Water Quality

A small waterfall cascades and splashes over moss covered rocks and logs
Fed by snow and glacial melt, water gives life to the forest.

NPS Photo

Rainfall That Matters

Water and air are necessities of life for people, other animals, and plants alike. The amount of water that falls in Olympic National Park is part of what makes it famous, as it provides life for some of the largest trees. The Hoh Rainforest gets an average of about 140 inches (3.55 meters) of precipitation each year. As that rain falls week to week, scientists are able to understand more of our atmosphere.

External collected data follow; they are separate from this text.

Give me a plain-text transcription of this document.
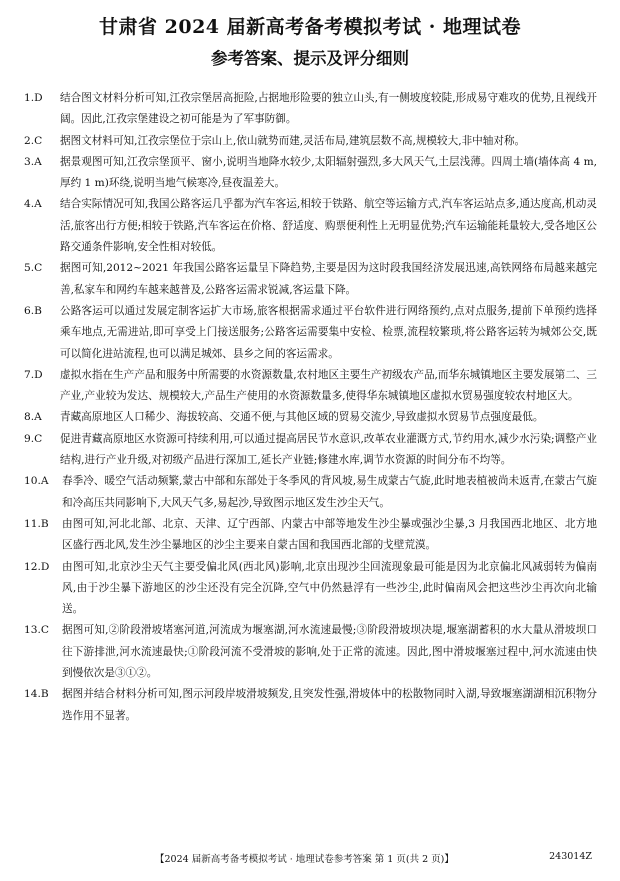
甘肃省 2024 届新高考备考模拟考试 · 地理试卷
参考答案、提示及评分细则
1.D 结合图文材料分析可知,江孜宗堡居高扼险,占据地形险要的独立山头,有一侧坡度较陡,形成易守难攻的优势,且视线开阔。因此,江孜宗堡建设之初可能是为了军事防御。
2.C 据图文材料可知,江孜宗堡位于宗山上,依山就势而建,灵活布局,建筑层数不高,规模较大,非中轴对称。
3.A 据景观图可知,江孜宗堡顶平、窗小,说明当地降水较少,太阳辐射强烈,多大风天气,土层浅薄。四周土墙(墙体高 4 m,厚约 1 m)环绕,说明当地气候寒冷,昼夜温差大。
4.A 结合实际情况可知,我国公路客运几乎都为汽车客运,相较于铁路、航空等运输方式,汽车客运站点多,通达度高,机动灵活,旅客出行方便;相较于铁路,汽车客运在价格、舒适度、购票便利性上无明显优势;汽车运输能耗量较大,受各地区公路交通条件影响,安全性相对较低。
5.C 据图可知,2012~2021 年我国公路客运量呈下降趋势,主要是因为这时段我国经济发展迅速,高铁网络布局越来越完善,私家车和网约车越来越普及,公路客运需求锐减,客运量下降。
6.B 公路客运可以通过发展定制客运扩大市场,旅客根据需求通过平台软件进行网络预约,点对点服务,提前下单预约选择乘车地点,无需进站,即可享受上门接送服务;公路客运需要集中安检、检票,流程较繁琐,将公路客运转为城郊公交,既可以简化进站流程,也可以满足城郊、县乡之间的客运需求。
7.D 虚拟水指在生产产品和服务中所需要的水资源数量,农村地区主要生产初级农产品,而华东城镇地区主要发展第二、三产业,产业较为发达、规模较大,产品生产使用的水资源数量多,使得华东城镇地区虚拟水贸易强度较农村地区大。
8.A 青藏高原地区人口稀少、海拔较高、交通不便,与其他区域的贸易交流少,导致虚拟水贸易节点强度最低。
9.C 促进青藏高原地区水资源可持续利用,可以通过提高居民节水意识,改革农业灌溉方式,节约用水,减少水污染;调整产业结构,进行产业升级,对初级产品进行深加工,延长产业链;修建水库,调节水资源的时间分布不均等。
10.A 春季冷、暖空气活动频繁,蒙古中部和东部处于冬季风的背风坡,易生成蒙古气旋,此时地表植被尚未返青,在蒙古气旋和冷高压共同影响下,大风天气多,易起沙,导致图示地区发生沙尘天气。
11.B 由图可知,河北北部、北京、天津、辽宁西部、内蒙古中部等地发生沙尘暴或强沙尘暴,3 月我国西北地区、北方地区盛行西北风,发生沙尘暴地区的沙尘主要来自蒙古国和我国西北部的戈壁荒漠。
12.D 由图可知,北京沙尘天气主要受偏北风(西北风)影响,北京出现沙尘回流现象最可能是因为北京偏北风减弱转为偏南风,由于沙尘暴下游地区的沙尘还没有完全沉降,空气中仍然悬浮有一些沙尘,此时偏南风会把这些沙尘再次向北输送。
13.C 据图可知,②阶段滑坡堵塞河道,河流成为堰塞湖,河水流速最慢;③阶段滑坡坝决堤,堰塞湖蓄积的水大量从滑坡坝口往下游排泄,河水流速最快;①阶段河流不受滑坡的影响,处于正常的流速。因此,图中滑坡堰塞过程中,河水流速由快到慢依次是③①②。
14.B 据图并结合材料分析可知,图示河段岸坡滑坡频发,且突发性强,滑坡体中的松散物同时入湖,导致堰塞湖湖相沉积物分选作用不显著。
【2024 届新高考备考模拟考试 · 地理试卷参考答案 第 1 页(共 2 页)】	243014Z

The National Atmospheric Deposition Program, or NADP, has been operating studies on the rainfall in the Hoh Rainforest since May 20, 1980! The data logs show trends throughout that time. The NADP tests a variety of sites across the US to compare water quality including the acidity, conductance, and salinity, as well as the presence of minerals such as calcium, magnesium, potassium, sulfates, nitrates, chloride, and ammonium. While some of these are naturally occuring and can be beneficial in rainwater, unnatural levels of these can be indicators of an imbalance in the atmosphere. For example, while rainwater is naturally slightly acidic, if the balance changes, acid rain can occur. This phenomenon can be detrimental to forests and waterways. Acid rain is a prime example of the consequences of pollution in the atmosphere.

The National Trends Network of NADP tests and compares over 250 locations! The Hoh Rainforest is such an important site due to the cleanliness of the rainfall. It acts as a control to compare other sites against. As most sites are, the Hoh monitoring site is a fantastic candidate due to its location. It is far from urban areas and point sources of pollution that could change data points.

The collection system is automated to assure quality and the collector is only opened when it becomes wet. The samples are collected weekly on Tuesday mornings by park staff and shipped out to be analyzed. Then, certified cleaned recepticles are redistributed for the next week's data.

Studies such as this allow scientists a closer look at the health of our atmosphere. Acid rain and unnatural pollutants found in rainwater are indicators of potentially poor air quality. Being able to understand the pollution in our rainfall is a primary step on the path to protecting our natural areas.
The Hurricane Ridge Visitor Center stands in contrast to the purely snow covered slope it stands on. In the background, a view of the Olympic Mountain Range rises through low-hanging, grey clouds.
Winter snowpack not only provides vital environmental health to the park, but also recreation for visitors.

NPS Photo

The Impact of Snowpack

Snow in the Olympic mountains can been seen all year long. It is important to note in order to be prepared, as snow can lead to more dangerous recreation and road closures. The testing of snowpack helps to give the most up-to-date information on weather conditions, avalanche conditions, road conditions, trail conditions and what to expect during a visit on any given day! The snowfall also tells a story of the year to year and season to season changes.

This story is montiored by scientists through in-person studies and SNOTEL (Remote Snow Telemetry) equipment. There are four SNOTEL monitoring sites on the Olympic Peninsula. They were installed in 1990, 1999, 2000, and 2008.

To understand daily conditions as well as trends through the snow season, this equipment tests a number of factors in the snowpack. Snowpack is the hardened, or packed, snow that has accumulated throughout a season. Looking within these snowpacks is like reading the rings of a tree. Each snowdrift tells the amount of snow that fell on any given day, how wet or dry the snow was, and how much it started to melt after falling.

The daily testing consists of learning the total volume of water in a certain snowpack, the total amount of precipitation over a period of time, and the total snow depth in hourly updates and daily summaries. The day to day changes highlight the gain/loss for snow depth, snow water, and precipitation. This is vital information to be able to recreate safely and responsibly. For example, wetter, heavier snow, along with periods of melts and freezes, can cause weak points in the snow along slopes which can greatly increase the risk of avalanches.

These daily changes can be compared to previous years to track differing trends. The ability to track these trends over time sheds light on the impacts of climate change in Olympic, particularly on the snowfall and glaciers. It can even give a projection for the future climate and weather patterns anticipated for the area.

As we continue to monitor the snowpack in Olympic, we stay prepared for the changes in weather and climate. As visitors hike, snowshoe, and ski over the fresh-fallen flakes, the science of the snow pack builds below and a deeper understanding builds in our minds.